Substitute $2.3\text{in}$ for $H_{o,water}$, $62.24\text{lbm}/{\text{ft}}^{\text{3}}$ for ${\rho }_w$ and $0.07392\text{lbm}/{\text{ft}}^{\text{3}}$ for ${\rho }_a$ in Equation (X).

  $\begin{array}{c}{H}_{o,air}=\frac{2.3\text{in}\times 62.24\text{lbm}/{\text{ft}}^{\text{3}}}{0.07392\text{lbm}/{\text{ft}}^{\text{3}}}\\ =\frac{\left(2.3\text{in}\left(\frac{1\text{ft}}{12\text{in}}\right)\right)\times 62.24\text{lbm}/{\text{ft}}^{\text{3}}}{0.07392\text{lbm}/{\text{ft}}^{\text{3}}}\\ =161.38\text{ft}\end{array}$

Substitute $8.5\times {10}^{-6}\text{in}$ for $a$, $62.24\text{lbm}/{\text{ft}}^{\text{3}}$ for ${\rho }_w$ and $0.07392\text{lbm}/{\text{ft}}^{\text{3}}$ for ${\rho }_a$ in Equation (XI).

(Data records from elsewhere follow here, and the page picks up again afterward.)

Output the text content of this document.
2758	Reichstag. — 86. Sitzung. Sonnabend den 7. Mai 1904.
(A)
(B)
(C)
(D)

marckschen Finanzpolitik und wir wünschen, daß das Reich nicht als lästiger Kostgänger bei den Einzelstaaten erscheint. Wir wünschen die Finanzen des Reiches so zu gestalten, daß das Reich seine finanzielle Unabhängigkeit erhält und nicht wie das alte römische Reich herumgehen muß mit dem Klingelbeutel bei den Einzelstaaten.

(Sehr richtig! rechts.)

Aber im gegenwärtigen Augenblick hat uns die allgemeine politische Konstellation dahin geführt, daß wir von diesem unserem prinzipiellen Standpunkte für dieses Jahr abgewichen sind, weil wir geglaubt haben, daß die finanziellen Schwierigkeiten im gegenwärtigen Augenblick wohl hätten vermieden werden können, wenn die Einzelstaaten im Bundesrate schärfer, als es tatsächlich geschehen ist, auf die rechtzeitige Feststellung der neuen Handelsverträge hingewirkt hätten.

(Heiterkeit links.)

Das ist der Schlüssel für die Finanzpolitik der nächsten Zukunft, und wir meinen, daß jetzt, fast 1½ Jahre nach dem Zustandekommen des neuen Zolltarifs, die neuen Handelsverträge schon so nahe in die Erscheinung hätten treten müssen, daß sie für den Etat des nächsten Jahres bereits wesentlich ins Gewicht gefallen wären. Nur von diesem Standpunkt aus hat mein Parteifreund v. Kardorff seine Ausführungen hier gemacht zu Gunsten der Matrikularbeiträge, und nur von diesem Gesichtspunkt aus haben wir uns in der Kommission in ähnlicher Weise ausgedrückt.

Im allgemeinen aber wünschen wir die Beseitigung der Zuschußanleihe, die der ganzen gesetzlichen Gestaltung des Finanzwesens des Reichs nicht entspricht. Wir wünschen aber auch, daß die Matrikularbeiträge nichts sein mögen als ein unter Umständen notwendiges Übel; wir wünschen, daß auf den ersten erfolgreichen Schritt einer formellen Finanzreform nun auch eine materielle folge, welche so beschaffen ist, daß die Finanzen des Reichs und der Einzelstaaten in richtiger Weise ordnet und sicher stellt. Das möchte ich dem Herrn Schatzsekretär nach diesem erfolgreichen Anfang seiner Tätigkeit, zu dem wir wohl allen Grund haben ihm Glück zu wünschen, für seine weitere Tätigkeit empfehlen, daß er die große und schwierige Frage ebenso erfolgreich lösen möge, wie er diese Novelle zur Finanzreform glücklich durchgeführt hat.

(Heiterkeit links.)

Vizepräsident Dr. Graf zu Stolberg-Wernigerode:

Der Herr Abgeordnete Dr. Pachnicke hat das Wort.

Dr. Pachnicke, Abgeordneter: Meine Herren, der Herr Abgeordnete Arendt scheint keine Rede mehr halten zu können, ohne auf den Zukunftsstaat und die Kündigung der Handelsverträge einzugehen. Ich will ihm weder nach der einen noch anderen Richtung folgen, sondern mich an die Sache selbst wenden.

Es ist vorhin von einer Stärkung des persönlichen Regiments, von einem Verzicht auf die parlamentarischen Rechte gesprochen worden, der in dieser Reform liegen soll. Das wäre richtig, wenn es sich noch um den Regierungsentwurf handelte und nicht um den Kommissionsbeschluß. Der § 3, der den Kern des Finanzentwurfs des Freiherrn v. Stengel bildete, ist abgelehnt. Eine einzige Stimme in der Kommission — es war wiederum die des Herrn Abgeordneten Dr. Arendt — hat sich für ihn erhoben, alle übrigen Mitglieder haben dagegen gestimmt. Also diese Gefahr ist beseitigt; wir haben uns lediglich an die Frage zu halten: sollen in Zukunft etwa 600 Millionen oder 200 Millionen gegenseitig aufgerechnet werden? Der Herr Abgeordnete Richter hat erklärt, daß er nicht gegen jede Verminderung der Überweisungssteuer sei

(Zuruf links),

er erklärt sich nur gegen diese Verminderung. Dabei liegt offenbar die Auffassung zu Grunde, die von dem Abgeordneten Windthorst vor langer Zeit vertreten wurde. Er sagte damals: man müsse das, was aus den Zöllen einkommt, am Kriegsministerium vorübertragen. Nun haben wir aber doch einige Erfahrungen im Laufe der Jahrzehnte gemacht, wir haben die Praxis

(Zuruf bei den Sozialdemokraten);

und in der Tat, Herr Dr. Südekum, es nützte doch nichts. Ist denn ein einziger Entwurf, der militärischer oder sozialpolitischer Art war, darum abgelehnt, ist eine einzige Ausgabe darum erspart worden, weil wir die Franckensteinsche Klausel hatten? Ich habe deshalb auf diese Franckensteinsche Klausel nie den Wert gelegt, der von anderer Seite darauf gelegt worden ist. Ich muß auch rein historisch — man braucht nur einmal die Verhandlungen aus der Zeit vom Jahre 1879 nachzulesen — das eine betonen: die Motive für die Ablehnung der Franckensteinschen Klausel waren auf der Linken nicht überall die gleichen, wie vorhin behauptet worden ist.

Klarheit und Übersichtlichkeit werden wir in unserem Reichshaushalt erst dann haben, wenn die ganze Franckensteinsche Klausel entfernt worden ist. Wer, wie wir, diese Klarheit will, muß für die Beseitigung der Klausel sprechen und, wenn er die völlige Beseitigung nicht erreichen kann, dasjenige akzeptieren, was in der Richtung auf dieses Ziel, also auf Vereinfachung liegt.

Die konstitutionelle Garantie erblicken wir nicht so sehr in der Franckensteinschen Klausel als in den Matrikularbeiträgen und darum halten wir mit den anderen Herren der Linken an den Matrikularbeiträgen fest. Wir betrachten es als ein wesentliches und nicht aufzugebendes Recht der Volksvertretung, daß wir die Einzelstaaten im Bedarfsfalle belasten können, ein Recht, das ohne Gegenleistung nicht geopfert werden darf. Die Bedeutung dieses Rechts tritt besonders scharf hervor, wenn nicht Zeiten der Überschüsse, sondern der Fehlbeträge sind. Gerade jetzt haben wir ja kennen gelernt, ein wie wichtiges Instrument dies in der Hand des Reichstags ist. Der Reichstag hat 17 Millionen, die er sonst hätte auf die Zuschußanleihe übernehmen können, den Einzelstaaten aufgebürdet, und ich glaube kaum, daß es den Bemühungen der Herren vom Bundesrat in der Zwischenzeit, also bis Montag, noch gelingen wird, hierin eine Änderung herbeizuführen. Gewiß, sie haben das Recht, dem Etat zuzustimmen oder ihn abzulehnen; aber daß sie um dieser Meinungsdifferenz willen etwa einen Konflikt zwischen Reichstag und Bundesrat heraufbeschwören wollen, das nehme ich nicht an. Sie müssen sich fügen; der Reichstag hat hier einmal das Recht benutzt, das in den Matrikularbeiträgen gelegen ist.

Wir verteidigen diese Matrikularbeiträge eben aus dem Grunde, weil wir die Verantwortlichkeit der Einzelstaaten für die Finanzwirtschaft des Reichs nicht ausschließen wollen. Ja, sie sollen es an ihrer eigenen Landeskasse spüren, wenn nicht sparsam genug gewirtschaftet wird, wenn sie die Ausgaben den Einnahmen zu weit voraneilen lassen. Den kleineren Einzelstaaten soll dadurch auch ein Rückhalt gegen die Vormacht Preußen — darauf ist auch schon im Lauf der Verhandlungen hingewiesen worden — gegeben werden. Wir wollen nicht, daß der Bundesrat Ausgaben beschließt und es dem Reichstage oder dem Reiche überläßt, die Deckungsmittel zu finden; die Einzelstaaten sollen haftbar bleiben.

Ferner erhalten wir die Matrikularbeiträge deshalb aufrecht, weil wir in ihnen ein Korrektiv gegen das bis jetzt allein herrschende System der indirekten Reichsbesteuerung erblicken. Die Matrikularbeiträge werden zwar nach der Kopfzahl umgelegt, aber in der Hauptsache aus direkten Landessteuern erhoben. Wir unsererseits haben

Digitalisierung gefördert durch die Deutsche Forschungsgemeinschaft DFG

  $\begin{array}{c}{a}_{air}=\frac{8.5\times {10}^{-6}\text{in}\times 62.24\text{lbm}/{\text{ft}}^{\text{3}}}{0.07392\text{lbm}/{\text{ft}}^{\text{3}}}\\ =\frac{\left(8.5\times {10}^{-6}\text{in}\right)\left(\frac{1\text{ft}}{12\text{in}}\right)\times 62.24\text{lbm}/{\text{ft}}^{\text{3}}}{0.07392\text{lbm}/{\text{ft}}^{\text{3}}}\\ =5.753\times {10}^{-4}\text{ft}\end{array}$

Substitute $161.38\text{ft}$ for $H_o$, $5.753\times {10}^{-4}\text{ft}$ for $a_{air}$ and $3.767{\text{ft}}^{\text{3}}$ for $\dot{V}$ in Equation (III).

  $\begin{array}{c}{H}_{avialable}=161.38\text{ft}-\left(5.753\times {10}^{-4}\text{ft}\right){\left(3.767{\text{ft}}^{\text{3}}/\text{s}\right)}^2\\ =161.38\text{ft}-\left(5.753\times {10}^{-4}\text{ft}\right)\left(14.19{\text{ft}}^6/{\text{s}}^2\right)\\ =161.38\text{ft}-\left(8.1636\times {10}^{-3}\text{ft}\right)\\ =161.37\text{ft}\end{array}$

Substitute $161.37\text{ft}$ for $H_{available}$ in Equation (XIV).

  $\begin{array}{l}161.37\text{ft}=6.879\text{ft}+\left(1.1312\text{ft}\right)K_{L,damp}\\ K_{L,damp}=\frac{161.37\text{ft}-6.879\text{ft}}{1.1312\text{ft}}\\ K_{L,damp}=\frac{154.49}{1.1312}\\ K_{L,damp}\approx 137\end{array}$

Conclusion:

The minor loss coefficient of the damper is $137$.